A further issue is the totals of the three mean rankings in each row for each participant "race" do not always add up to 6.0. For example, the reported rounded Oriental rankings of Intelligence sum to 5.92, and even if these numbers had been rounded down from a mean that was 0.005 larger than the reported values in the table (i.e., 2.865, 1.985, and 1.085), the rounded row total would have been only 5.94. A similar problem affects the majority of the rows for Oriental rankings.

Of course, it is possible that either of these issues (i.e., the GRIM inconsistencies and the existence of total rankings below 6.00) could have been caused by missing values, although (a) Rushton did not report anything about completion rates and (b) some of the rankings could perhaps have been imputed very accurately (e.g., if 1 and 2 were filled in, the remaining value would be 3). It is, however, more difficult to explain how the total mean rankings by White participants for "Anxiety" and "Rule-following" came to have means of 6.03 and 6.02, respectively. Even if we assume that the component numbers in each case had been rounded up from a mean that was 0.005 smaller than the reported values in the table (e.g., for "Anxiety", these would be 2.145, 1.995, and 1.875), the rounded values for the row totals would be 6.02 for "Anxiety" and 6.01 for "Rule-following".

Another thing, pointed out by James Heathers, is that Rushton claimed (p. 441) that "No differences were found on the Speed of Physical Maturation or the Speed of Sexual Maturation composites"; and indeed there are no significance stars next to these two variables in Table 1. But these groups are in fact substantially different; the reported means and SDs imply t statistics of 5.1 (p < .001, 3 significance stars) and 2.8 (p < .01, 2 significance stars), respectively.

Finally, let's take a look at final-digit distribution of Rushton's numbers. I took the last digits of all of the means and SDs in Table 1, and all of the means in Table 2, and obtained this histogram:

Does this tell us anything? Well, we might expect the last digits of random variables to be uniformly distributed, although there could also be a small "Benford's Law" effect, particularly with the means and SDs that only have two significant figures, causing the distribution to be a little more right-skewed (i.e., with more smaller digits). We certainly don't have any reason to expect a substantially larger number of 4s, 5s, and 8s. The chi-square test here has a value of 15.907 on 9 degrees of freedom, for a p value of .069 (which might be a little lower if our expected distribution was a little heavier on the smaller numbers). Not the sort of thing you can take to the ORI on its own and demand action for, perhaps, but those peaks do look a little worrying.

The bottom line here is that if Dr. Rushton were alive today, I would probably be writing to him to ask for a close look at his data set.

(*) The Excel sheet and (ultra-minimal) R code for this post can be found here.

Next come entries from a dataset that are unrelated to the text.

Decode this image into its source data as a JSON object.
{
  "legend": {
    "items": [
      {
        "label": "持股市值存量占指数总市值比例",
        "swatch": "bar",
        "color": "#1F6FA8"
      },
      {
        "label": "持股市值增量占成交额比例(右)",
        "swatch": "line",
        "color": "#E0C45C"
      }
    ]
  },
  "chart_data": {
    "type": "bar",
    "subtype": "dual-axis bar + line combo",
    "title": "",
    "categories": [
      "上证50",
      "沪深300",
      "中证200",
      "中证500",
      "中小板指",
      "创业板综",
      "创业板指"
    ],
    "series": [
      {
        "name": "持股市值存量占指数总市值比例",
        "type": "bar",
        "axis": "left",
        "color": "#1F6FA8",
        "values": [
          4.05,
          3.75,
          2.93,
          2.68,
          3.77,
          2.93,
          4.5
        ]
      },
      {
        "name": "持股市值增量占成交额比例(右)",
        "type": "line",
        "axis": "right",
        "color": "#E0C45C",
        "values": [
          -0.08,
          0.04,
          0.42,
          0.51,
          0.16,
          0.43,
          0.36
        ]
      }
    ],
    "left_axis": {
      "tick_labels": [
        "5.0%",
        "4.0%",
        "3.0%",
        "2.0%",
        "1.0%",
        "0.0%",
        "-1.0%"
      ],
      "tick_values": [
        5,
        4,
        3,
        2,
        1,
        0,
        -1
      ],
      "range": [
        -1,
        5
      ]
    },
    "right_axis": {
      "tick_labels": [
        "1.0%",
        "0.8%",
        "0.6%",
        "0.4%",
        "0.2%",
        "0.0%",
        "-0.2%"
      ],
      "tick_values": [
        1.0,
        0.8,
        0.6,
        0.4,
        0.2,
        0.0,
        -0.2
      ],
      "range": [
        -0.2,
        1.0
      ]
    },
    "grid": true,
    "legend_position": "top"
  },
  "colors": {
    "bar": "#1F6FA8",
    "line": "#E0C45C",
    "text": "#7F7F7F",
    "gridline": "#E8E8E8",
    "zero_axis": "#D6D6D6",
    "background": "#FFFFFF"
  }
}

[Update 2019-07-31 08:23 UTC: Added discussion of the missing significance stars in Table 1.]

1 comment:

  1. The long Methods segment you quote has other weird entries too. Maximum orgasms per 24 hour period? Average orgasms per week? Age of first petting? Age of pubic hair growth? Does anyone think asking a bunch of undergraduates these questions would produce signal-containing data? And no, combining a bunch of garbage variables into a composite garbage scale probably won't help!